A recente sanção da Política Nacional de Humanização do Luto Materno e Parental representa um avanço no reconhecimento das dores vividas por mães e pais que enfrentam a perda de seus filhos durante a gestação, no parto ou logo após o nascimento. A nova legislação estabelece diretrizes para o acolhimento humanizado em hospitais e serviços de saúde, reconhecendo que esse tipo de luto — historicamente invisibilizado — exige suporte específico e qualificado.
Para a psicóloga Simône Lira, especialista em luto do cemitério, funerária e crematório Morada da Paz, a lei traz à tona discussões fundamentais sobre a formação das equipes de saúde. “É uma quebra de paradigma. Por muito tempo, os profissionais foram treinados apenas para salvar vidas, mas não preparados para comunicar perdas. A forma como uma notícia difícil é transmitida pode ser um fator protetivo ou agravante no processo de luto”, explica.
Simône explica que o luto parental é um exemplo de “luto não reconhecido”, conceito descrito pelo psicólogo Kenneth Doka para designar perdas que não recebem validação social. “Ainda é comum os pais não serem incluídos no processo de acolhimento. Às vezes, espera-se que o pai seja apenas o apoio da companheira, sem que se reconheça sua própria dor”, afirma Simône. “Isso pode gerar isolamento, ausência de rituais e desamparo emocional.”

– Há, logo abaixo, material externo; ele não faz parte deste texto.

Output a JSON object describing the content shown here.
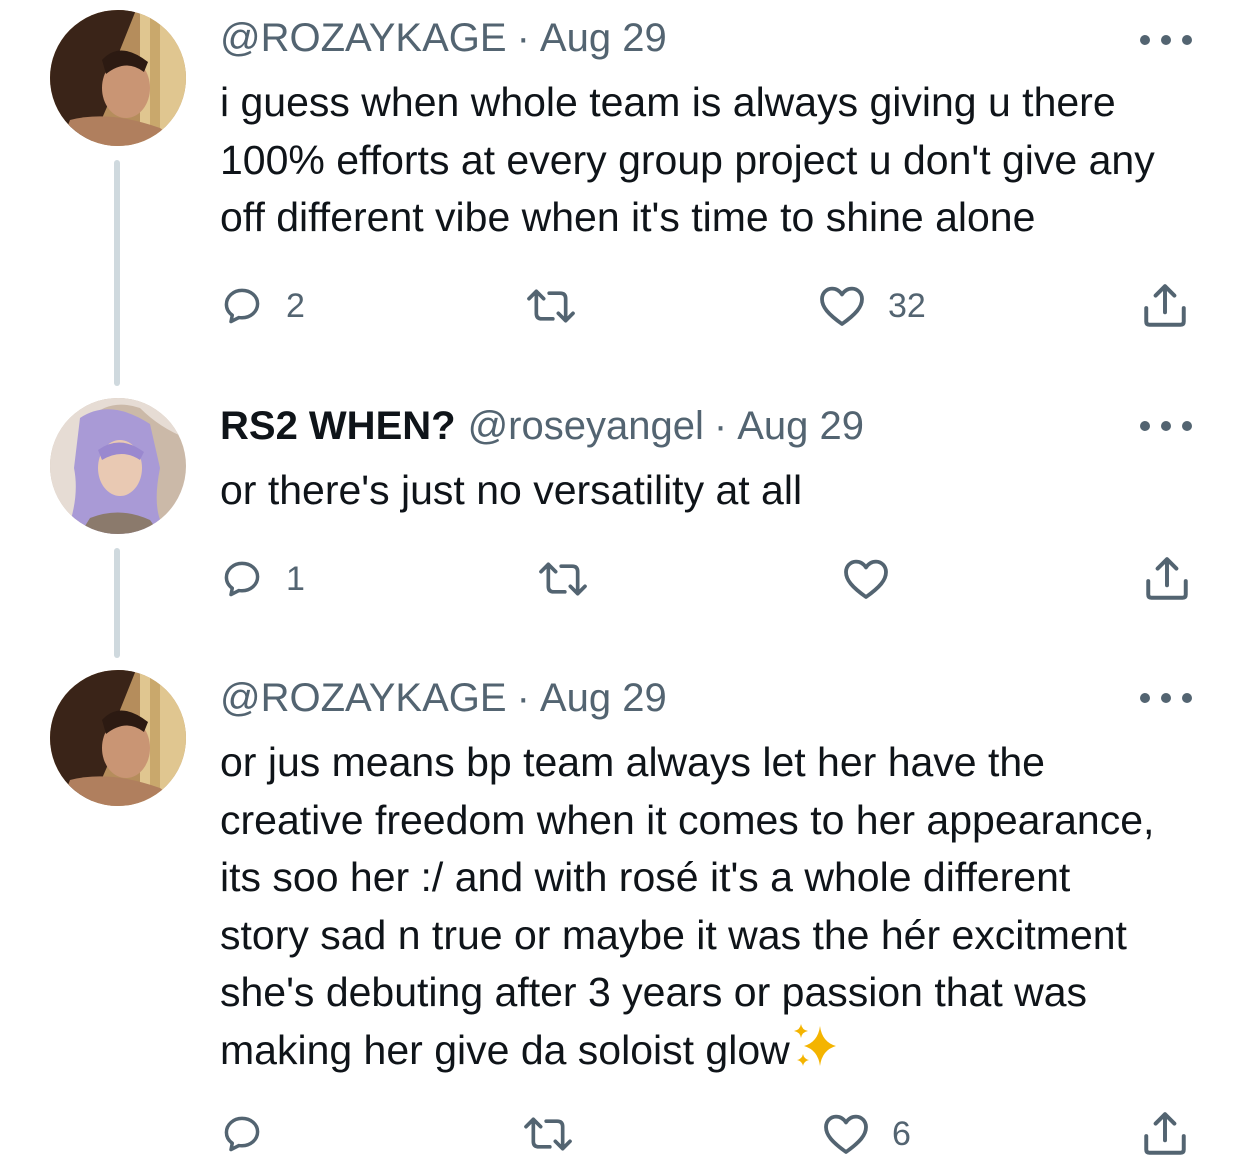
{
  "tweets": [
    {
      "name": "",
      "handle": "@ROZAYKAGE",
      "date": "Aug 29",
      "text": "i guess when whole team is always giving u there\n100% efforts at every group project u don't give any\noff different vibe when it's time to shine alone",
      "counts": {
        "reply": "2",
        "retweet": "",
        "like": "32"
      },
      "avatar_icon": "avatar-dark-hair"
    },
    {
      "name": "RS2 WHEN?",
      "handle": "@roseyangel",
      "date": "Aug 29",
      "text": "or there's just no versatility at all",
      "counts": {
        "reply": "1",
        "retweet": "",
        "like": ""
      },
      "avatar_icon": "avatar-purple-hair"
    },
    {
      "name": "",
      "handle": "@ROZAYKAGE",
      "date": "Aug 29",
      "text": "or jus means bp team always let her have the\ncreative freedom when it comes to her appearance,\nits soo her :/ and with rosé it's a whole different\nstory sad n true or maybe it was the hér excitment\nshe's debuting after 3 years or passion that was\nmaking her give da soloist glow",
      "counts": {
        "reply": "",
        "retweet": "",
        "like": "6"
      },
      "avatar_icon": "avatar-dark-hair",
      "emoji": "sparkles-icon"
    }
  ],
  "separator": "·",
  "colors": {
    "text": "#0f1419",
    "secondary": "#536471",
    "thread_line": "#cfd9de",
    "sparkle": "#f4b400"
  }
}
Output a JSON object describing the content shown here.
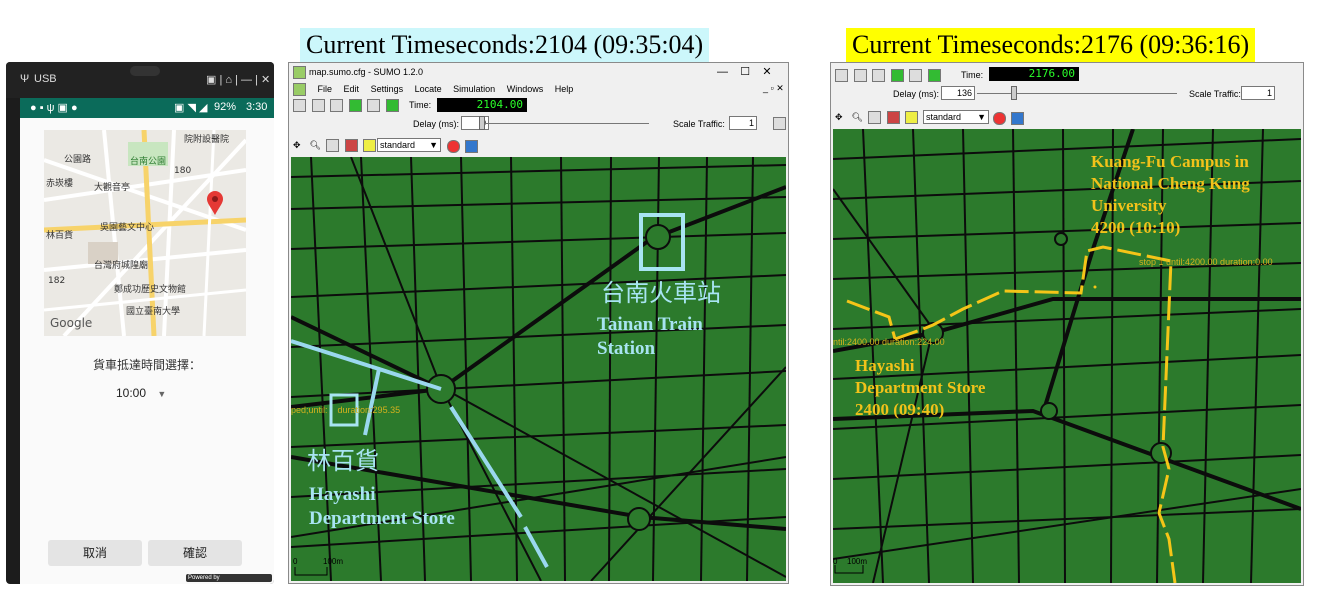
{
  "captions": {
    "left": "Current Timeseconds:2104 (09:35:04)",
    "right": "Current Timeseconds:2176 (09:36:16)",
    "left_bg": "#ccf7fb",
    "right_bg": "#ffff00"
  },
  "phone": {
    "usb": "USB",
    "status_right": "92%",
    "clock": "3:30",
    "map_labels": {
      "park": "台南公園",
      "hospital": "院附設醫院",
      "chikan": "赤崁樓",
      "daguan": "大觀音亭",
      "wu": "吳園藝文中心",
      "hayashi": "林百貨",
      "fucheng": "台灣府城隍廟",
      "gov": "鄭成功歷史文物館",
      "ntu": "國立臺南大學",
      "lot": "公園路",
      "google": "Google",
      "num180": "180",
      "num182": "182"
    },
    "arrival_label": "貨車抵達時間選擇：",
    "time_value": "10:00",
    "cancel": "取消",
    "confirm": "確認",
    "powered": "Powered by"
  },
  "sumo_left": {
    "title": "map.sumo.cfg - SUMO 1.2.0",
    "window_controls": [
      "—",
      "☐",
      "✕"
    ],
    "menu": [
      "File",
      "Edit",
      "Settings",
      "Locate",
      "Simulation",
      "Windows",
      "Help"
    ],
    "time_label": "Time:",
    "time_value": "2104.00",
    "delay_label": "Delay (ms):",
    "delay_value": "0",
    "scale_label": "Scale Traffic:",
    "scale_value": "1",
    "scheme": "standard",
    "station_zh": "台南火車站",
    "station_en": "Tainan Train\nStation",
    "store_zh": "林百貨",
    "store_en": "Hayashi\nDepartment Store",
    "stop_text": "ped;until:    duration:295.35",
    "scale_text": "100m",
    "scale_zero": "0"
  },
  "sumo_right": {
    "time_label": "Time:",
    "time_value": "2176.00",
    "delay_label": "Delay (ms):",
    "delay_value": "136",
    "scale_label": "Scale Traffic:",
    "scale_value": "1",
    "scheme": "standard",
    "campus": "Kuang-Fu Campus in\nNational Cheng Kung\nUniversity\n4200 (10:10)",
    "store": "Hayashi\nDepartment Store\n2400 (09:40)",
    "stop1": "stop 1 until:4200.00 duration:0.00",
    "stop2": "ntil:2400.00 duration:224.00",
    "scale_text": "100m",
    "scale_zero": "0"
  },
  "colors": {
    "road_green": "#2c7a2c",
    "route_blue": "#9ad8ee",
    "route_yellow": "#f5c518",
    "label_blue": "#a8e4f2",
    "label_yellow": "#f2c21a"
  }
}
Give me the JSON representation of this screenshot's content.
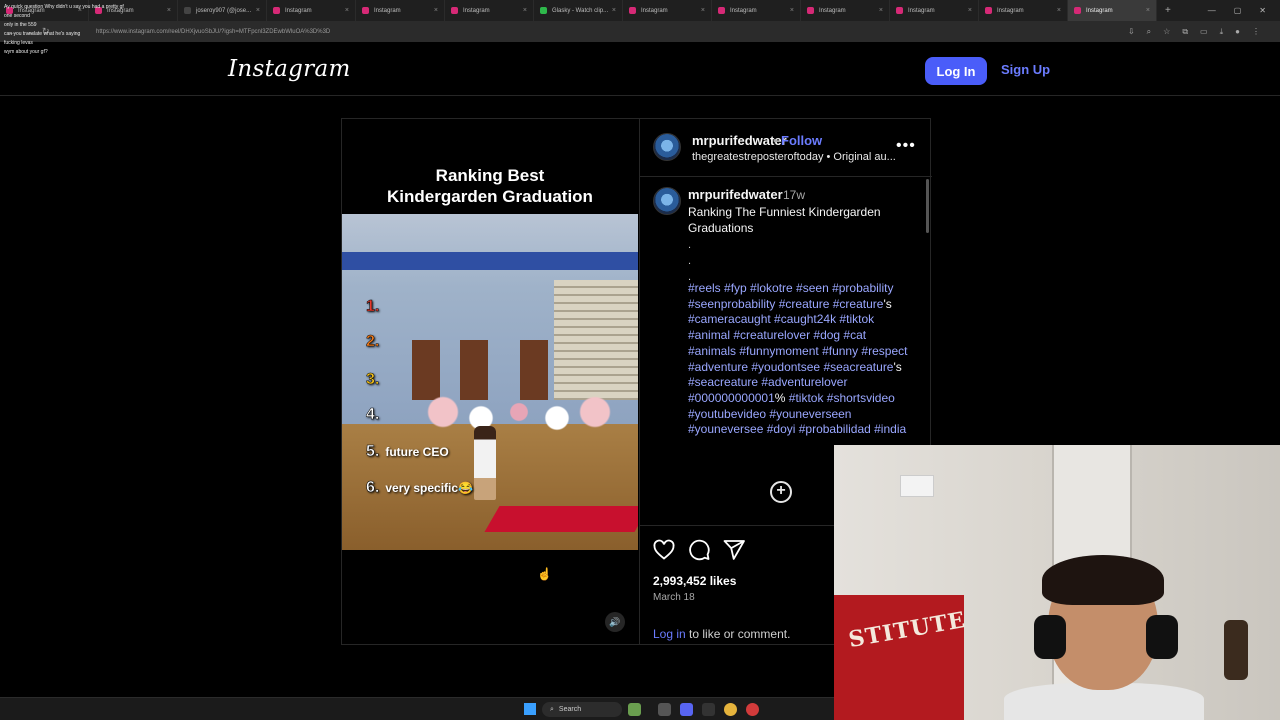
{
  "browser": {
    "tabs": [
      {
        "label": "Instagram",
        "icon": "instagram"
      },
      {
        "label": "Instagram",
        "icon": "instagram"
      },
      {
        "label": "joseroy907 (@jose...",
        "icon": "tiktok"
      },
      {
        "label": "Instagram",
        "icon": "instagram"
      },
      {
        "label": "Instagram",
        "icon": "instagram"
      },
      {
        "label": "Instagram",
        "icon": "instagram"
      },
      {
        "label": "Glasky - Watch clip...",
        "icon": "glasky"
      },
      {
        "label": "Instagram",
        "icon": "instagram"
      },
      {
        "label": "Instagram",
        "icon": "instagram"
      },
      {
        "label": "Instagram",
        "icon": "instagram"
      },
      {
        "label": "Instagram",
        "icon": "instagram"
      },
      {
        "label": "Instagram",
        "icon": "instagram"
      },
      {
        "label": "Instagram",
        "icon": "instagram",
        "active": true
      }
    ],
    "url": "https://www.instagram.com/reel/DHXjvuoSbJU/?igsh=MTFpcnl3ZDEwbWluOA%3D%3D"
  },
  "chat": [
    {
      "user": "",
      "text": "Ay quick question Why didn't u say you had a pretty gf"
    },
    {
      "user": "",
      "text": "one second"
    },
    {
      "user": "",
      "text": "only in the 559"
    },
    {
      "user": "",
      "text": "can you translate what he's saying"
    },
    {
      "user": "",
      "text": "fucking levas"
    },
    {
      "user": "",
      "text": "wym about your gf?"
    }
  ],
  "header": {
    "logo": "Instagram",
    "login_label": "Log In",
    "signup_label": "Sign Up"
  },
  "video": {
    "title_line1": "Ranking Best",
    "title_line2": "Kindergarden Graduation",
    "ranks": [
      {
        "num": "1.",
        "label": ""
      },
      {
        "num": "2.",
        "label": ""
      },
      {
        "num": "3.",
        "label": ""
      },
      {
        "num": "4.",
        "label": ""
      },
      {
        "num": "5.",
        "label": "future CEO"
      },
      {
        "num": "6.",
        "label": "very specific😂"
      }
    ]
  },
  "post": {
    "author": "mrpurifedwater",
    "follow_label": "Follow",
    "dot_sep": "•",
    "audio": "thegreatestreposteroftoday • Original au...",
    "time_ago": "17w",
    "caption": "Ranking The Funniest Kindergarden Graduations",
    "dots": ".\n.\n.",
    "tags_html_parts": [
      {
        "t": "#reels #fyp #lokotre #seen #probability #seenprobability #creature #creature",
        "c": "tag"
      },
      {
        "t": "'s",
        "c": "w"
      },
      {
        "t": " #cameracaught  #caught24k #tiktok #animal #creaturelover #dog #cat #animals #funnymoment #funny #respect #adventure #youdontsee #seacreature",
        "c": "tag"
      },
      {
        "t": "'s",
        "c": "w"
      },
      {
        "t": " #seacreature #adventurelover #000000000001",
        "c": "tag"
      },
      {
        "t": "%",
        "c": "w"
      },
      {
        "t": " #tiktok #shortsvideo #youtubevideo #youneverseen #youneversee #doyi #probabilidad #india",
        "c": "tag"
      }
    ],
    "likes": "2,993,452 likes",
    "date": "March 18",
    "login_link": "Log in",
    "comment_suffix": " to like or comment."
  },
  "taskbar": {
    "search_label": "Search"
  },
  "webcam": {
    "flag_text": "STITUTE"
  },
  "colors": {
    "accent": "#4a5df9",
    "link": "#6b7cff",
    "hashtag": "#9aa7ff"
  }
}
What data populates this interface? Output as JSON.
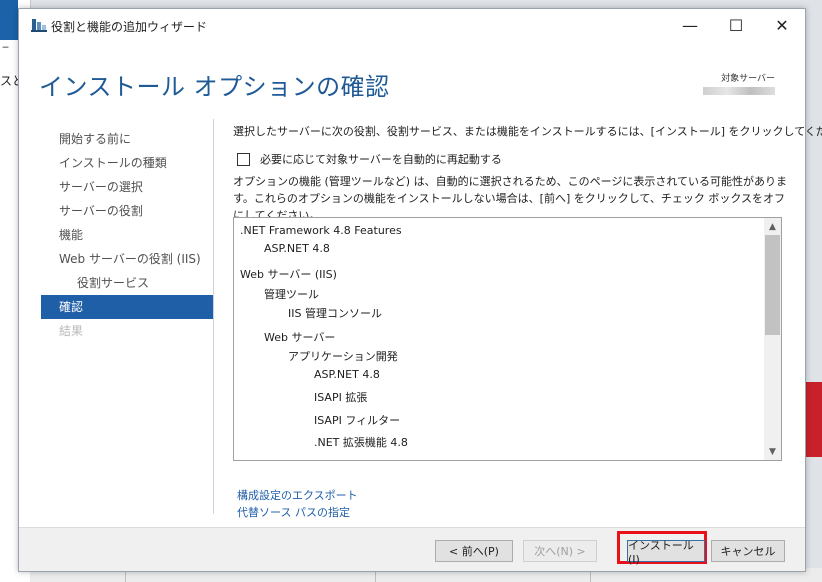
{
  "window": {
    "title": "役割と機能の追加ウィザード",
    "minimize": "—",
    "maximize": "☐",
    "close": "✕"
  },
  "background": {
    "left_fragment": "スと",
    "left_fragment2": "‒"
  },
  "header": {
    "title": "インストール オプションの確認",
    "target_server_label": "対象サーバー"
  },
  "nav": {
    "items": [
      {
        "label": "開始する前に",
        "state": "normal"
      },
      {
        "label": "インストールの種類",
        "state": "normal"
      },
      {
        "label": "サーバーの選択",
        "state": "normal"
      },
      {
        "label": "サーバーの役割",
        "state": "normal"
      },
      {
        "label": "機能",
        "state": "normal"
      },
      {
        "label": "Web サーバーの役割 (IIS)",
        "state": "normal"
      },
      {
        "label": "役割サービス",
        "state": "sub"
      },
      {
        "label": "確認",
        "state": "active"
      },
      {
        "label": "結果",
        "state": "disabled"
      }
    ]
  },
  "content": {
    "intro": "選択したサーバーに次の役割、役割サービス、または機能をインストールするには、[インストール] をクリックしてください。",
    "restart_label": "必要に応じて対象サーバーを自動的に再起動する",
    "optional_note": "オプションの機能 (管理ツールなど) は、自動的に選択されるため、このページに表示されている可能性があります。これらのオプションの機能をインストールしない場合は、[前へ] をクリックして、チェック ボックスをオフにしてください。",
    "features": [
      {
        "label": ".NET Framework 4.8 Features",
        "level": 0
      },
      {
        "label": "ASP.NET 4.8",
        "level": 1
      },
      {
        "label": "Web サーバー (IIS)",
        "level": 0
      },
      {
        "label": "管理ツール",
        "level": 1
      },
      {
        "label": "IIS 管理コンソール",
        "level": 2
      },
      {
        "label": "Web サーバー",
        "level": 1
      },
      {
        "label": "アプリケーション開発",
        "level": 2
      },
      {
        "label": "ASP.NET 4.8",
        "level": 3
      },
      {
        "label": "ISAPI 拡張",
        "level": 3
      },
      {
        "label": "ISAPI フィルター",
        "level": 3
      },
      {
        "label": ".NET 拡張機能 4.8",
        "level": 3
      }
    ],
    "export_link": "構成設定のエクスポート",
    "alt_source_link": "代替ソース パスの指定"
  },
  "footer": {
    "prev": "< 前へ(P)",
    "next": "次へ(N) >",
    "install": "インストール(I)",
    "cancel": "キャンセル"
  },
  "colors": {
    "accent": "#1f5fa8",
    "title": "#1d5a96",
    "highlight": "#e8101a"
  }
}
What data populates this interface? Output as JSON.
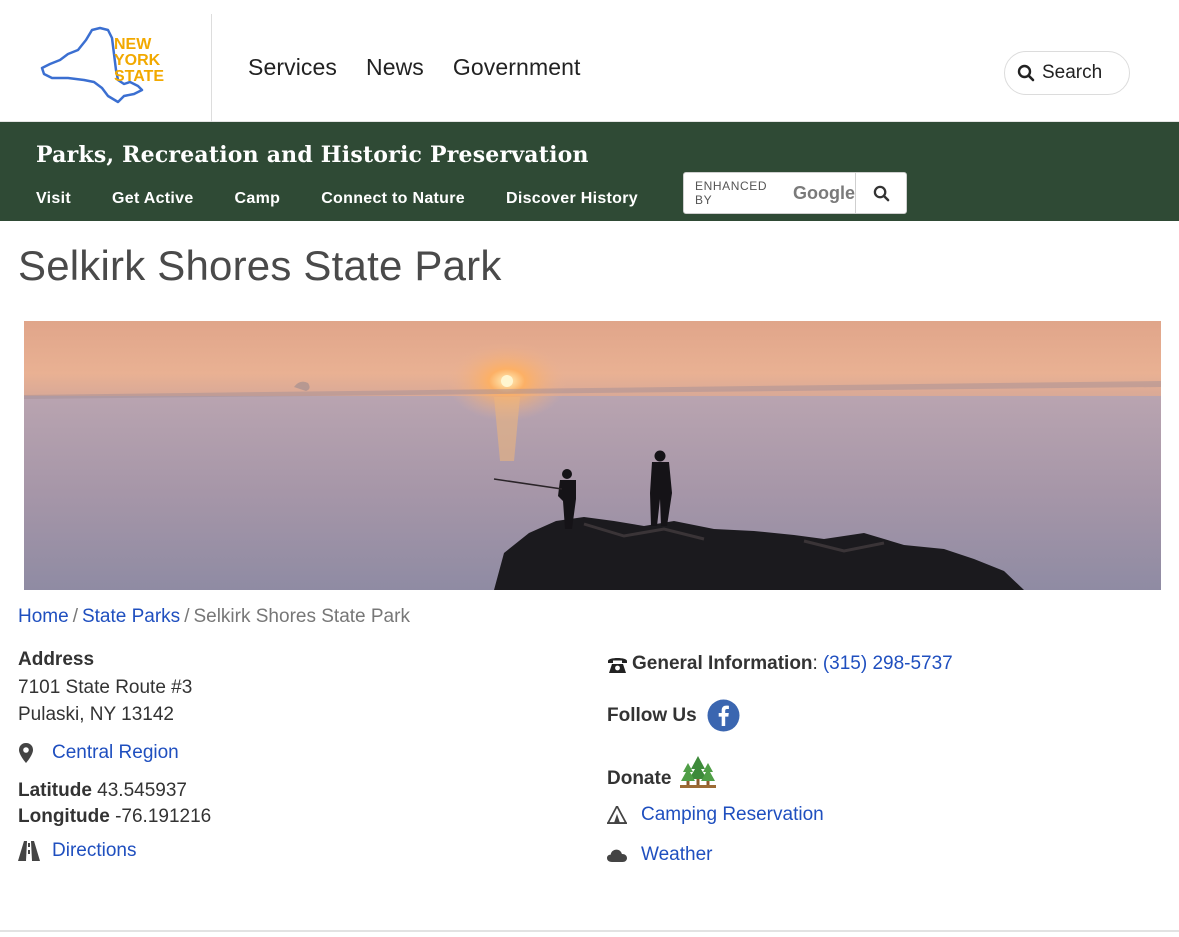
{
  "header": {
    "logo_text": "NEW YORK STATE",
    "nav": [
      "Services",
      "News",
      "Government"
    ],
    "search_label": "Search"
  },
  "agency": {
    "title": "Parks, Recreation and Historic Preservation",
    "nav": [
      "Visit",
      "Get Active",
      "Camp",
      "Connect to Nature",
      "Discover History"
    ],
    "search_enhanced": "ENHANCED BY",
    "search_google": "Google"
  },
  "page": {
    "title": "Selkirk Shores State Park"
  },
  "breadcrumb": {
    "home": "Home",
    "parks": "State Parks",
    "current": "Selkirk Shores State Park",
    "separator": "/"
  },
  "info": {
    "address_label": "Address",
    "address_line1": "7101 State Route #3",
    "address_line2": "Pulaski, NY 13142",
    "region": "Central Region",
    "latitude_label": "Latitude",
    "latitude": "43.545937",
    "longitude_label": "Longitude",
    "longitude": "-76.191216",
    "directions": "Directions"
  },
  "contact": {
    "general_label": "General Information",
    "phone": "(315) 298-5737",
    "follow_label": "Follow Us",
    "donate_label": "Donate",
    "camping": "Camping Reservation",
    "weather": "Weather"
  },
  "colors": {
    "agency_bar": "#2f4a35",
    "link": "#1f4fbf",
    "logo_orange": "#f2a900",
    "logo_blue": "#3b6fd1",
    "facebook": "#3b66b0"
  }
}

Entre as práticas recomendadas, estão acomodar mães enlutadas em alas separadas das puérperas com bebês vivos, permitir a presença de um acompanhante no parto de natimorto e garantir momentos para despedida. “Medidas como essas contribuem significativamente para a humanização do cuidado e a redução do sofrimento psíquico”, acrescenta.
Chá da Saudade: espaço de escuta e elaboração do luto
Pensando nisso, o Morada da Paz oferece o projeto Chá da Saudade, um grupo de escuta gratuito e aberto aos clientes e seus familiares, com encontros mensais conduzidos por psicólogas especializadas em luto. A iniciativa busca criar um espaço seguro para que pessoas enlutadas compartilhem suas vivências e encontrem caminhos para elaborar suas perdas.
Simône observa que o grupo tem acolhido também homens que passaram por perdas gestacionais e neonatais. “São pais que, muitas vezes, carregam um sofrimento silencioso. É comum, por exemplo, perguntar apenas pela mãe, enquanto o pai — que também sofre — permanece invisível. No grupo, eles encontram espaço para se expressar e serem ouvidos”, relata.
Durante os encontros, os relatos ajudam a reconhecer que emoções como tristeza intensa, confusão ou culpa são comuns e legítimas. “A partilha transforma a dor solitária em um sentimento partilhado, que pode ser nomeado e cuidado”, conclui Simône.